Impala sender timed out waiting error

Resolve Impala query failures during high system load by increasing the data stream sender timeout startup flag.

Condition

Impala jobs fail under high system load with the following error:

Sender <IP Address> timed out waiting for receiver fragment

This happens because the Impala coordinator takes longer than the default 120-second timeout to dispatch query fragments to the executor nodes. The sender times out while waiting for a response from the receiver. You can adjust the timeout setting to mitigate this delay and prevent query failures.

Impala jobs stop and display the following error message, which indicates a timeout while the sender waits for the receiver fragment instance:

Query Status: Sender <IP Address>:53006 timed out waiting for receiver fragment instance: ed44b43eb5b13652:9bccaee300000041, dest node: 3

The ImpalaD logs also displays a related timeout error:

I0719 04:48:46.672668 59007 rpcz_store.cc:269] Call impala.DataStreamService.TransmitData from <IP Address>:53006 (request call id 948988) took 120721ms. Trace:

Cause

When an Impala query starts, the coordinator dispatches query fragments to the Impala daemons that execute the query. The senders and receivers for the data exchange must connect during fragment startup. Under heavy load, the coordinator's dispatch of fragments can be delayed.

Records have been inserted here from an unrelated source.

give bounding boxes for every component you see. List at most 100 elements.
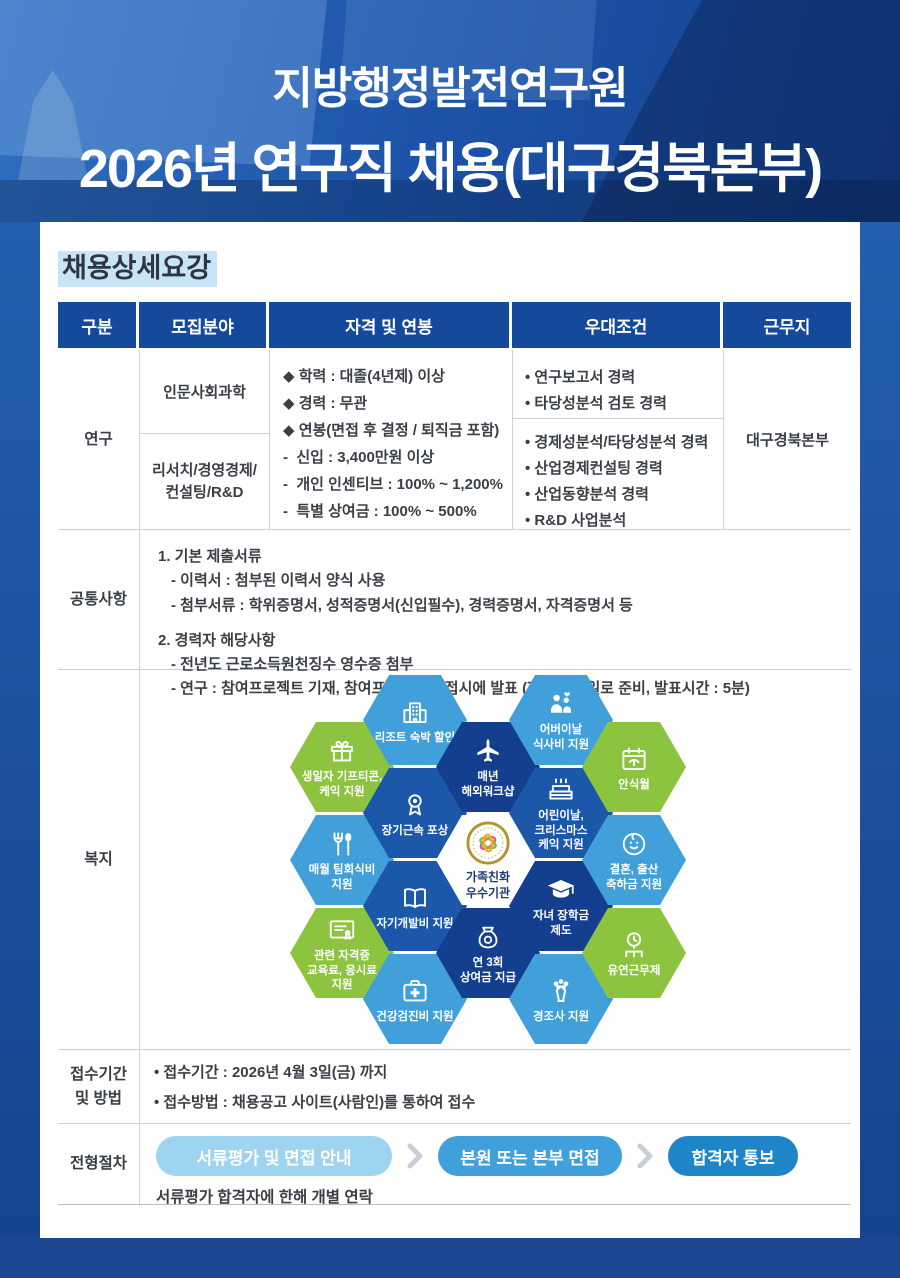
column-header-location: 근무지 bbox=[723, 302, 851, 348]
welfare-hexagon-label: 자녀 장학금 제도 bbox=[532, 910, 590, 937]
flex-time-icon bbox=[619, 928, 649, 960]
welfare-hexagon-label: 건강검진비 지원 bbox=[376, 1010, 454, 1023]
apply-deadline: 2026년 4월 3일(금) 까지 bbox=[231, 1064, 388, 1081]
first-aid-icon bbox=[400, 974, 430, 1006]
certificate-icon bbox=[327, 913, 357, 945]
field-column: 인문사회과학 리서치/경영경제/ 컨설팅/R&D bbox=[139, 350, 269, 529]
hero-banner: 지방행정발전연구원 2026년 연구직 채용(대구경북본부) bbox=[0, 0, 900, 222]
column-header-field: 모집분야 bbox=[139, 302, 269, 348]
chevron-right-icon bbox=[406, 1143, 424, 1169]
details-table: 구분 모집분야 자격 및 연봉 우대조건 근무지 연구 인문사회과학 리서치/경… bbox=[58, 302, 851, 1206]
common-item: - 연구 : 참여프로젝트 기재, 참여프로젝트 면접시에 발표 (자료는 파일… bbox=[171, 680, 750, 698]
welfare-hexagon-label: 가족친화 우수기관 bbox=[465, 870, 511, 900]
welfare-hexagon-label: 결혼, 출산 축하금 지원 bbox=[605, 864, 663, 891]
table-header-row: 구분 모집분야 자격 및 연봉 우대조건 근무지 bbox=[58, 302, 851, 348]
resort-icon bbox=[400, 695, 430, 727]
welfare-hexagon-label: 매년 해외워크샵 bbox=[461, 771, 515, 798]
qual-newhire-salary: - 신입 : 3,400만원 이상 bbox=[283, 449, 435, 466]
preferred-cell: • 연구보고서 경력 • 타당성분석 검토 경력 • 경제성분석/타당성분석 경… bbox=[512, 350, 723, 529]
table-row-common: 공통사항 1. 기본 제출서류 - 이력서 : 첨부된 이력서 양식 사용 - … bbox=[58, 530, 851, 697]
qualification-cell: ◆ 학력 : 대졸(4년제) 이상 ◆ 경력 : 무관 ◆ 연봉(면접 후 결정… bbox=[269, 350, 512, 529]
qual-salary: ◆ 연봉(면접 후 결정 / 퇴직금 포함) bbox=[283, 422, 500, 439]
process-content: 서류평가 및 면접 안내 본원 또는 본부 면접 합격자 통보 서류평가 합격자… bbox=[139, 1124, 851, 1206]
welfare-hexagon-label: 관련 자격증 교육료, 응시료 지원 bbox=[307, 949, 377, 992]
welfare-hexagon-label: 장기근속 포상 bbox=[381, 824, 449, 837]
row-label-research: 연구 bbox=[84, 430, 113, 448]
book-icon bbox=[400, 881, 430, 913]
recruitment-title: 2026년 연구직 채용(대구경북본부) bbox=[78, 139, 823, 199]
family-icon bbox=[546, 687, 576, 719]
footer-band bbox=[0, 1238, 900, 1278]
qual-education: ◆ 학력 : 대졸(4년제) 이상 bbox=[283, 368, 445, 385]
apply-period-prefix: • 접수기간 : bbox=[154, 1064, 232, 1081]
column-header-gubun: 구분 bbox=[58, 302, 139, 348]
column-header-preferred: 우대조건 bbox=[512, 302, 723, 348]
welfare-hexagon-label: 리조트 숙박 할인 bbox=[374, 731, 456, 744]
preferred-item: • 산업경제컨설팅 경력 bbox=[525, 459, 663, 477]
process-step-document-review: 서류평가 및 면접 안내 bbox=[156, 1136, 392, 1176]
bouquet-icon bbox=[546, 974, 576, 1006]
spacer bbox=[158, 618, 841, 629]
row-label-welfare: 복지 bbox=[84, 850, 113, 868]
family-seal-icon bbox=[465, 818, 511, 866]
preferred-item: • 경제성분석/타당성분석 경력 bbox=[525, 433, 709, 451]
welfare-hexagon-label: 생일자 기프티콘, 케익 지원 bbox=[301, 771, 383, 798]
qual-bonus: - 특별 상여금 : 100% ~ 500% bbox=[283, 503, 477, 520]
graduation-cap-icon bbox=[546, 873, 576, 905]
common-item: - 전년도 근로소득원천징수 영수증 첨부 bbox=[171, 656, 414, 674]
hero-titles: 지방행정발전연구원 2026년 연구직 채용(대구경북본부) bbox=[0, 52, 900, 203]
table-row-apply: 접수기간 및 방법 • 접수기간 : 2026년 4월 3일(금) 까지 • 접… bbox=[58, 1050, 851, 1124]
common-item: - 이력서 : 첨부된 이력서 양식 사용 bbox=[171, 572, 386, 590]
qual-career: ◆ 경력 : 무관 bbox=[283, 395, 368, 412]
row-label-process: 전형절차 bbox=[69, 1155, 128, 1173]
apply-method-line: • 접수방법 : 채용공고 사이트(사람인)를 통하여 접수 bbox=[154, 1094, 476, 1111]
welfare-hexagon-label: 연 3회 상여금 지급 bbox=[459, 957, 517, 984]
welfare-hexagon-label: 어린이날, 크리스마스 케익 지원 bbox=[534, 809, 588, 852]
row-label-apply: 접수기간 및 방법 bbox=[69, 1066, 128, 1107]
table-row-process: 전형절차 서류평가 및 면접 안내 본원 또는 본부 면접 합격자 통보 서류평… bbox=[58, 1124, 851, 1206]
welfare-hexagon-label: 경조사 지원 bbox=[532, 1010, 590, 1023]
field-research-consulting: 리서치/경영경제/ 컨설팅/R&D bbox=[152, 461, 257, 501]
common-content: 1. 기본 제출서류 - 이력서 : 첨부된 이력서 양식 사용 - 첨부서류 … bbox=[139, 530, 851, 697]
cutlery-icon bbox=[327, 827, 357, 859]
welfare-center-hexagon: 가족친화 우수기관 bbox=[436, 815, 540, 905]
process-step-notification: 합격자 통보 bbox=[668, 1136, 798, 1176]
row-label-common: 공통사항 bbox=[69, 590, 128, 608]
content-card: 채용상세요강 구분 모집분야 자격 및 연봉 우대조건 근무지 연구 인문사회과… bbox=[40, 222, 860, 1238]
apply-period-line: • 접수기간 : 2026년 4월 3일(금) 까지 bbox=[154, 1061, 851, 1082]
money-bag-icon bbox=[473, 920, 503, 952]
apply-content: • 접수기간 : 2026년 4월 3일(금) 까지 • 접수방법 : 채용공고… bbox=[139, 1050, 851, 1123]
process-note: 서류평가 합격자에 한해 개별 연락 bbox=[156, 1189, 373, 1206]
hero-desk-shape bbox=[0, 180, 900, 222]
preferred-item: • R&D 사업분석 bbox=[525, 512, 627, 530]
welfare-hexagon-label: 매월 팀회식비 지원 bbox=[308, 864, 376, 891]
process-steps: 서류평가 및 면접 안내 본원 또는 본부 면접 합격자 통보 bbox=[156, 1136, 851, 1176]
process-step-interview: 본원 또는 본부 면접 bbox=[438, 1136, 622, 1176]
table-row-research: 연구 인문사회과학 리서치/경영경제/ 컨설팅/R&D ◆ 학력 : 대졸(4년… bbox=[58, 350, 851, 530]
common-item: - 첨부서류 : 학위증명서, 성적증명서(신입필수), 경력증명서, 자격증명… bbox=[171, 596, 633, 614]
qual-incentive: - 개인 인센티브 : 100% ~ 1,200% bbox=[283, 476, 503, 493]
common-group2-title: 2. 경력자 해당사항 bbox=[158, 631, 276, 649]
column-header-qualification: 자격 및 연봉 bbox=[269, 302, 512, 348]
location-cell: 대구경북본부 bbox=[723, 350, 851, 529]
section-title-highlight: 채용상세요강 bbox=[58, 251, 218, 287]
calendar-icon bbox=[619, 742, 649, 774]
field-humanities: 인문사회과학 bbox=[140, 350, 269, 434]
airplane-icon bbox=[473, 734, 503, 766]
preferred-item: • 산업동향분석 경력 bbox=[525, 486, 649, 503]
preferred-bottom: • 경제성분석/타당성분석 경력 • 산업경제컨설팅 경력 • 산업동향분석 경… bbox=[513, 419, 723, 535]
gift-icon bbox=[327, 734, 357, 766]
section-title: 채용상세요강 bbox=[58, 246, 218, 287]
chevron-right-icon bbox=[636, 1143, 654, 1169]
welfare-hexagon-label: 자기개발비 지원 bbox=[376, 917, 454, 930]
preferred-item: • 타당성분석 검토 경력 bbox=[525, 395, 667, 413]
cake-icon bbox=[546, 773, 576, 805]
preferred-item: • 연구보고서 경력 bbox=[525, 369, 636, 386]
preferred-top: • 연구보고서 경력 • 타당성분석 검토 경력 bbox=[513, 350, 723, 419]
welfare-hexagon-label: 유연근무제 bbox=[607, 964, 661, 977]
baby-icon bbox=[619, 827, 649, 859]
medal-icon bbox=[400, 788, 430, 820]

The factors that contribute to high system load or delays include issues such as Java Virtual Machine (JVM) pauses, Key Distribution Center (KDC) slowness (when Kerberos (KRB5) authentication is used), system resource limitations, or network latency or disruptions.

If the time between the first batch being sent and the receiver initializing is longer than the --datastream_sender_timeout_ms threshold (default is 120,000 milliseconds or 120 seconds), the query fails with a sender timed out waiting for receiver fragment instance error.

Remedy

Review the ImpalaD logs to confirm the timeout duration exceeds the default limit of 120,000 milliseconds (120 seconds).

Look for log entries similar to the following:

Sender <IP>:53006 timed out waiting for receiver fragment instance: <instance ID>, dest node: 3
Call impala.DataStreamService.TransmitData from <masked IP>:53006 (request call id <call ID>) took 120721ms.

Identify factors that contribute to high system load or delays.

This includes issues such as JVM pauses, KDC slowness (if KRB5 authentication is used), system resource limitations, or network latency or disruptions.
Modify the --datastream_sender_timeout_ms Impala startup flag to a higher value.

For example, setting --datastream_sender_timeout_ms to 240000 (240 seconds) provides an extended period, which prevents sender-receiver timeouts.
Monitor the performance of Impala query execution after adjusting the timeout value to ensure the modification resolves the timeout error. Contact Cloudera Support or troubleshoot the cause of cluster delays if the timeout error message occurs again.